A música está no quarto álbum de Madonna, que leva o mesmo nome da canção. O vídeo caiu como uma bomba para os católicos, e não é por menos: Madonna aparece em uma igreja, se vê com as chagas de Jesus Cristo, sonha que está fazendo amor com um santo negro e ainda dança em frente a cruzes pegando fogo. A cantora havia assinado um contrato milionário com a Pepsi, cedendo a música para uma campanha publicitária, mas a companhia desfez o acordo logo após o lançamento do clipe. Além disso, claro, foi um escândalo para o Vaticano, tanto que o Papa João Bento II baniu Madonna da Itália.


"Erotica" (1992)


Direção: Fabien Baron

Após chocar (e conquistar) o mundo com Like A Prayer, Madonna quis ir além com Erotica, de 1992. Nele, a cantora retrata cenas intensamente eróticas em um mundo ainda chocado pela Aids, e toca em assuntos que a viriam a acompanhar por toda carreira - a liberdade sexual e a homossexualidade. O vídeo foi filmado em Super-8 durante as sessões de fotografia para o livro Sex.

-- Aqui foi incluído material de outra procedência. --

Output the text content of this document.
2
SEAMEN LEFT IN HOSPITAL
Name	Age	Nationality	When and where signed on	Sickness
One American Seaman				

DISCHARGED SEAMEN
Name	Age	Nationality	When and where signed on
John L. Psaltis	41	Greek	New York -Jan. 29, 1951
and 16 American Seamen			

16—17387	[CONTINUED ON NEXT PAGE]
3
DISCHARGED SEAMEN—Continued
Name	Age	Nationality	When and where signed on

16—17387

A top-model Naomi Campbell e o rapper Vanilla Ice aparecem no clipe.


“American Life” (2003)

Jonas Åkerlund

A primeira versão desse clipe acabou nem sendo lançada oficialmente. Madonna cancelou a estreia devido às fortes imagens de pessoas feridas em combates armados (cenas reais e fictícias, incluindo um modelo vestido de soldado com as pernas decepadas), bem à época da invasão norte-americana ao Iraque. “Eu não acredito que é apropriado lançar o vídeo nesse momento. Devido ao volátil estado do mundo e por sensibilidade e respeito às forças armadas, que apoio e pelas quais rezo, eu não quero me arriscar a ofender ninguém que possa interpretar mal o significado desse clipe”, escreveu Madonna em um comunicado oficial. Uma versão alternativa do vídeo, sem violência, foi lançada.


"Express Yourself" (1989)

Direção: David Fincher

Madonna usou uma estética baseada no filme Metrópolis para mostrar o corpo masculino como objeto. Ela aparece soberana, comandando uma legião de operários sarados. Depois, arrasta-se de quatro por uma sala, bebe leite de um pires e o joga sobre seu corpo (essa ideia foi de Fincher, ela disse posteriormente). Há ainda a cena dela presa a uma cama – e depois liberta, quando resolve acolher um de seus empregados como amante.